On trouve des œuvres très différentes pour lesquelles parfois, le visiteur peut intervenir comme sur la photo de droite.

La visite continue comme cette réflexion sur le dodo, animal disparu qui fait écho à la disparition prochaine de l’homme.

Puis nous arrivons sur le travail calligraphique incroyable de Lee Cheol Ryang, professeur de l’université d’art qui jouxte le musée.

A sa manière et je crois, de façon totalement différente, il y a une connexion avec Soulage sur le travail du noir, avec pour Lee, cette répétition lié à sa technique calligraphique à la fois hypnotique et impressionnante d’abnégation au regard de la taille des toiles.

Je dois reconnaitre que je suis totalement fan.

Nous finissons le musée et nous dirigeons à côté pour découvrir une sorte d’exposition ayant pour thème le design et l’inclusivité au sens très large.

C’est un peu perturbant car on est à mi chemin entre musée et promotion sans trop savoir à quel niveau se situe la frontière.

Petit point amusant, une vidéo montre la conception du bateau Norvégien que nous avions pris lors de notre voyage là bas pour visiter les fjords. Ils expliquent que grâce au système de rampes, il est accessible à toute personne. Ce qui est vrai !

Je rappelle que je suis en train de faire la visite avec une Française vivant à côté d’Oslo.
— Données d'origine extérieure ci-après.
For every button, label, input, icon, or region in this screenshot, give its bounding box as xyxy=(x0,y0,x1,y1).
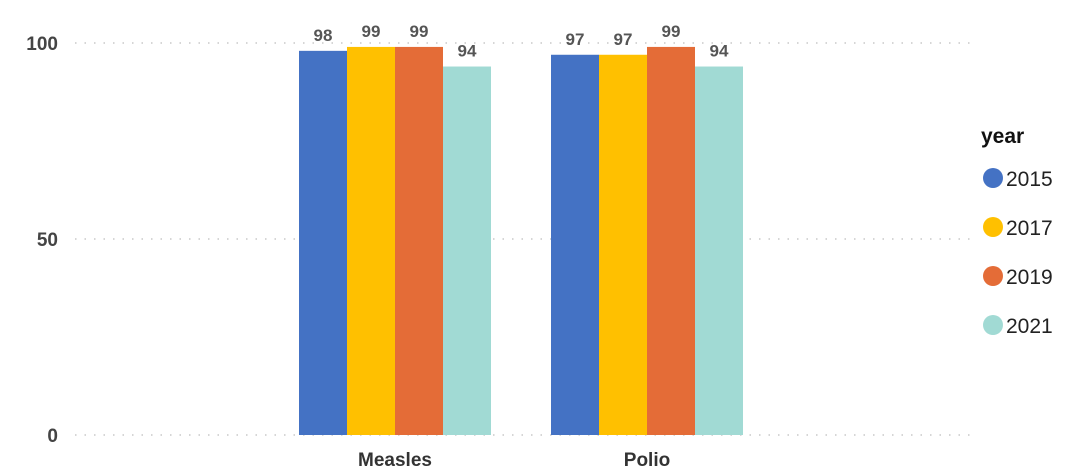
bar-polio-2021[interactable] xyxy=(695,66,743,436)
y-axis-ticks: 0 50 100 xyxy=(26,34,58,447)
legend-label: 2019 xyxy=(1006,266,1053,289)
y-tick-label: 50 xyxy=(37,230,58,251)
data-label: 94 xyxy=(458,42,477,61)
data-label: 97 xyxy=(566,30,585,49)
data-label: 98 xyxy=(314,26,333,45)
legend-marker xyxy=(983,315,1003,335)
legend-label: 2017 xyxy=(1006,217,1053,240)
legend[interactable]: year 2015 2017 2019 2021 xyxy=(981,125,1053,338)
x-category-label: Measles xyxy=(358,450,432,468)
data-labels: 98 99 99 94 97 97 99 94 xyxy=(314,22,729,61)
legend-item-2021[interactable]: 2021 xyxy=(983,315,1053,338)
gridlines xyxy=(75,42,975,436)
legend-item-2019[interactable]: 2019 xyxy=(983,266,1053,289)
data-label: 99 xyxy=(662,22,681,41)
legend-label: 2021 xyxy=(1006,315,1053,338)
x-axis-categories: Measles Polio xyxy=(358,450,670,468)
legend-marker xyxy=(983,266,1003,286)
bar-polio-2015[interactable] xyxy=(551,54,599,435)
data-label: 94 xyxy=(710,42,729,61)
y-tick-label: 100 xyxy=(26,34,58,55)
data-label: 97 xyxy=(614,30,633,49)
x-category-label: Polio xyxy=(624,450,670,468)
y-tick-label: 0 xyxy=(47,426,58,447)
bar-measles-2021[interactable] xyxy=(443,66,491,436)
legend-marker xyxy=(983,168,1003,188)
data-label: 99 xyxy=(410,22,429,41)
legend-label: 2015 xyxy=(1006,168,1053,191)
data-label: 99 xyxy=(362,22,381,41)
legend-item-2015[interactable]: 2015 xyxy=(983,168,1053,191)
legend-item-2017[interactable]: 2017 xyxy=(983,217,1053,240)
bar-measles-2019[interactable] xyxy=(395,46,443,436)
legend-title: year xyxy=(981,125,1024,148)
legend-marker xyxy=(983,217,1003,237)
bar-measles-2015[interactable] xyxy=(299,50,347,436)
bar-polio-2019[interactable] xyxy=(647,46,695,436)
bars xyxy=(299,46,743,436)
bar-polio-2017[interactable] xyxy=(599,54,647,435)
bar-measles-2017[interactable] xyxy=(347,46,395,436)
Pas banal tout ça !

Nous passons de salles en salles, en regardant les projets, concepts et autres inventions existantes ou à venir permettant l’inclusion de l’autre. C’est quand même très intéressant.

Nous finissons la visite et décidons de traverser la ville pour aller gouter la deuxième spécialité locale : le Tteokgalbi, sorte de galette Galettes de côtes de bœuf (ou de porc) hachées, marinées et grillées au charbon. Ce plat autrefois réservé à la royauté.

Et toujours ce repas en kit !

Le plat est servi avec une soupe, les fameux steaks. On arrive vite à se dire que le bœuf est bien meilleur que le porc, mais globalement c’est quand même assez bon, et, ne nous mentons pas, c’est bien souvent la sauce qui fait tout le boulot.

Nous finissons notre repas, et prenons le chemin du quartier à visiter en passant par un marché couvert, l’endroit où les Coréens font leurs courses (et où tous mes redflag concernant l’hygiène se mettent en route) et déambulons.

Et finissons cette journée autour d’un gouter avant de se séparer et continuer notre route chacun de notre côté. C’est aussi ça les rencontres de voyage, courtes mais tellement enrichissantes. Ce fut une bien belle journée.